Album Review: LCD Soundsystem’s ‘American Dream’

LCD Soundsystem
“American Dream”
(DFA/Columbia)

When LCD Soundsystem announced its reunion in January of last year, less than five years after its much-ballyhooed split, the blogosphere reacted as if the band had faked its own death. After all, the group had played a series of farewell shows (amid much public introspection from mainman James Murphy) culminating with a long career-spanning set at Madison Square Garden that was subsequently recycled as a live album and video. Yet the tears had barely dried before here they were again, with a “Back From the Dead” tour, playing basically the same “farewell” set at multiple lucrative festival dates (and with a new major-label deal) after putting in just a fraction of the requisite mourning period.

Murphy — who’d worked with Arcade Fire, David Bowie, launched a coffee brand and, er, opened a Williamsburg wine bar in the intervening years — responded in a characteristically defiant yet self-flagellating manner, saying first that it would be silly to release new songs made with his former LCD bandmates under any other name, then doubled down on an almost Trumpian scale by telling Vulture and The New York Times essentially that Bowie had said it was okay to reform the group, and that the Madison Square Garden show’s promoter ““didn’t think we were going to sell well” — so he made it the band’s last show to make a point.

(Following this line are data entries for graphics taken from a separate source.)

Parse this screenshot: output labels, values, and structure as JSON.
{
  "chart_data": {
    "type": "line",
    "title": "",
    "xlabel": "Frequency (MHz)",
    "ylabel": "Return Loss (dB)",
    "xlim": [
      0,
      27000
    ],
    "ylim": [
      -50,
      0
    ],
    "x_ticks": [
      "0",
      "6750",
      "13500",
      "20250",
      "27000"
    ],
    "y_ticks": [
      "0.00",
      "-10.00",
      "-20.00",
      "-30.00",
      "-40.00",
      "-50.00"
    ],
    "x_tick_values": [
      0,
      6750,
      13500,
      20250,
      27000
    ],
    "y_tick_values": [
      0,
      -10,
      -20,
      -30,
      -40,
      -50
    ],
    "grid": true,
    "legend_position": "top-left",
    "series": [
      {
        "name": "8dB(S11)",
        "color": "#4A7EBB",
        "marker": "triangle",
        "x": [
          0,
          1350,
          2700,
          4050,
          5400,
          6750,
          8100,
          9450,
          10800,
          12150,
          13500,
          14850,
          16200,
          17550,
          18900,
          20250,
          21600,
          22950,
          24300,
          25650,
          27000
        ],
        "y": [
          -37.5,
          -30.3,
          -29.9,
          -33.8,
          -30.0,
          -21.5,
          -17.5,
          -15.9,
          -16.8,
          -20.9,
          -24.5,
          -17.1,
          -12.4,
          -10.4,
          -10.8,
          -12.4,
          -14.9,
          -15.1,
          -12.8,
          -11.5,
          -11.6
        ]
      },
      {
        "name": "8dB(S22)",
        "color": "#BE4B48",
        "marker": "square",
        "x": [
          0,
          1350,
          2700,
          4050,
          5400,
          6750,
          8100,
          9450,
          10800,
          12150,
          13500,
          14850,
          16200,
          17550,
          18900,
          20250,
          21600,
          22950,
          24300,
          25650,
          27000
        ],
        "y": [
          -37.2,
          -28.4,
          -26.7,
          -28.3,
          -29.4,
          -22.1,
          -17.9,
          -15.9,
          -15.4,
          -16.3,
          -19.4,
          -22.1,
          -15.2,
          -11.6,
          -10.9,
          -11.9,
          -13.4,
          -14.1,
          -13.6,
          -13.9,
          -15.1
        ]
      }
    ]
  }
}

The twist in all of this is that none of those dense clouds of hot Internet air matter at all: “American Dream” is actually pretty great, a long and luxuriant expansion on the group’s signature, ‘80s-revering dance-rock with gobs of great rhythms and insidious, deceptively simple-sounding hooks.

As usual, “group” is a misnomer here: LCD is essentially Murphy writing, singing, playing and producing, with significant contributions from longstanding bandmembers sprinkled throughout. He’s no virtuoso at any instrument and the songs continually test the range of his talk-sung vocals (actually, most songs test his singing range), but he’s an ace producer with a veteran DJ’s ear for dynamics and flow. There are a few slow songs among the 10 tracks — the opening “Oh Baby” is a jokey love song with a ping-ponging melodic rhythm and celestial synths; the title track is a slowly pulsating late-night lament — but much of the album powers along like a cross-country runner’s mixtape, hewing to a dance-rock style that’s simultaneously contemporary and endowed with a world-class record geek’s acknowledged homage to decades of history, particularly the early ‘80s. There are bald-faced tributes to his favorite influences, particularly “Remain in Light”-era Talking Heads (both “Other Voices” and “Change Your Mind” feature elephant-trumpet guitars and thumping bass), Public Image Ltd. (“How Do You Sleep”) and even, in the album’s opening moments, himself — “Oh Baby” features the unmistakable and doubtlessly intentional “bomp-bomp” bass synth from one of the group’s most beloved songs, 2007’s “Someone Great.”

The lyrics are, as always, wiseass and sporadically hilarious: “You took acid and looked in the mirror/ And watched the beard crawl around on your face” (from the title track); “You’re too shocked from being used by these bullying children of the fabulous raffling off limited-edition shoes” (from “Tonite”).

Murphy insists “American Dream” the beginning of a whole new era from the band, but frankly it’s a continuation (with the substantial benefit of a major-label recording budget). In fact, despite all the verbiage from him and countless others over the past half-decade, someone who hasn’t been paying attention could be forgiven for thinking it just took them a long time to finish the follow-up to 2010’s “This Is Happening” and the drama of the past five-plus years hadn’t happened at all.